President Bush has met with California governor-elect Arnold Schwarzenegger. The meeting came as Mr. Bush prepared to leave on a tour of Asia, where he will address terrorism and trade issues.
Mr. Bush says things have changed since he last came to California. For the Republican president, the change has been for the better. Fellow Republican Arnold Schwarzenegger is ready to take the helm of the most populous U.S. state, where Democrats dominate.
Last week, California voters decided to remove Democratic governor Gray Davis in a special recall election and replace him with the Hollywood actor. Voters were angry over the state's mounting budget problems.
Mr. Schwarzenegger is hoping Washington will help. He has complained that California receives less than 80 cents from the federal government for each dollar it sends in taxes. He has promised that when he takes office, he will be asking the president for "a lot of favors."
Some analysts say there is little Mr. Bush can do, faced with a federal deficit approaching $500 billion.

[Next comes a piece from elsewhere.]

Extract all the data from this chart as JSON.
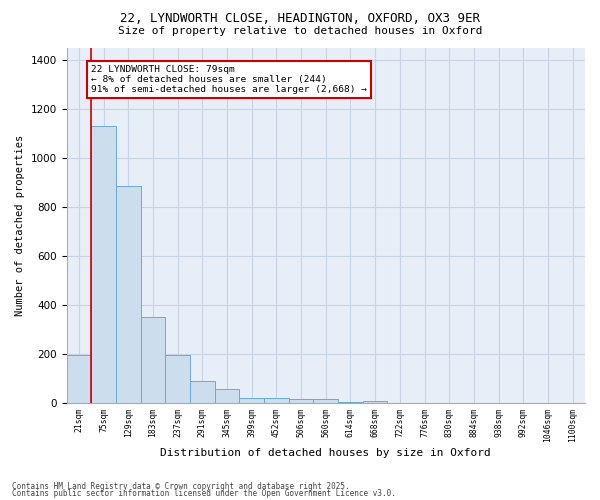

Mr. Schwarzenegger said the meeting was about "relationship building" and not about making specific requests. "We talked about the economy in California, education in California, bringing jobs back, some of the self-inflicted wounds that we have to take care of ourselves, and where can the federal government come in," he said.
As incoming California governor, Mr. Schwarzenegger also has something to offer the president. He can help in next year's general election, using his popularity to help sway the state behind the Republican incumbent. At stake are California's 55 electoral votes, a substantial part of the 270 that Mr. Bush needs for reelection.
The president also noted that the discussion went well, and he poked some fun at himself and his Austrian-born colleague. "We did have a good visit, and during that visit, I was able to reflect on how much we have in common. We both married well," he said. "Some accuse us both of not being able to speak the language. We both have big biceps - well, two out of three isn't bad."
Mr. Bush was in California for campaign fundraisers and other appearances, on his way to Asia and Australia. Turning to the more serious issues of trade and terrorism, he said the United States is being tested.
"We're being tested abroad, and we're being tested here at home. We're meeting the test of history," he said. "We're defeating the enemies of freedom. And we're confronting the challenges to build prosperity for our country."
October 20 and 21, Mr. Bush will take part in the Asia Pacific Economic Cooperation forum in Bangkok, Thailand. He will also stop in Japan, the Philippines, Singapore, Indonesia and Australia.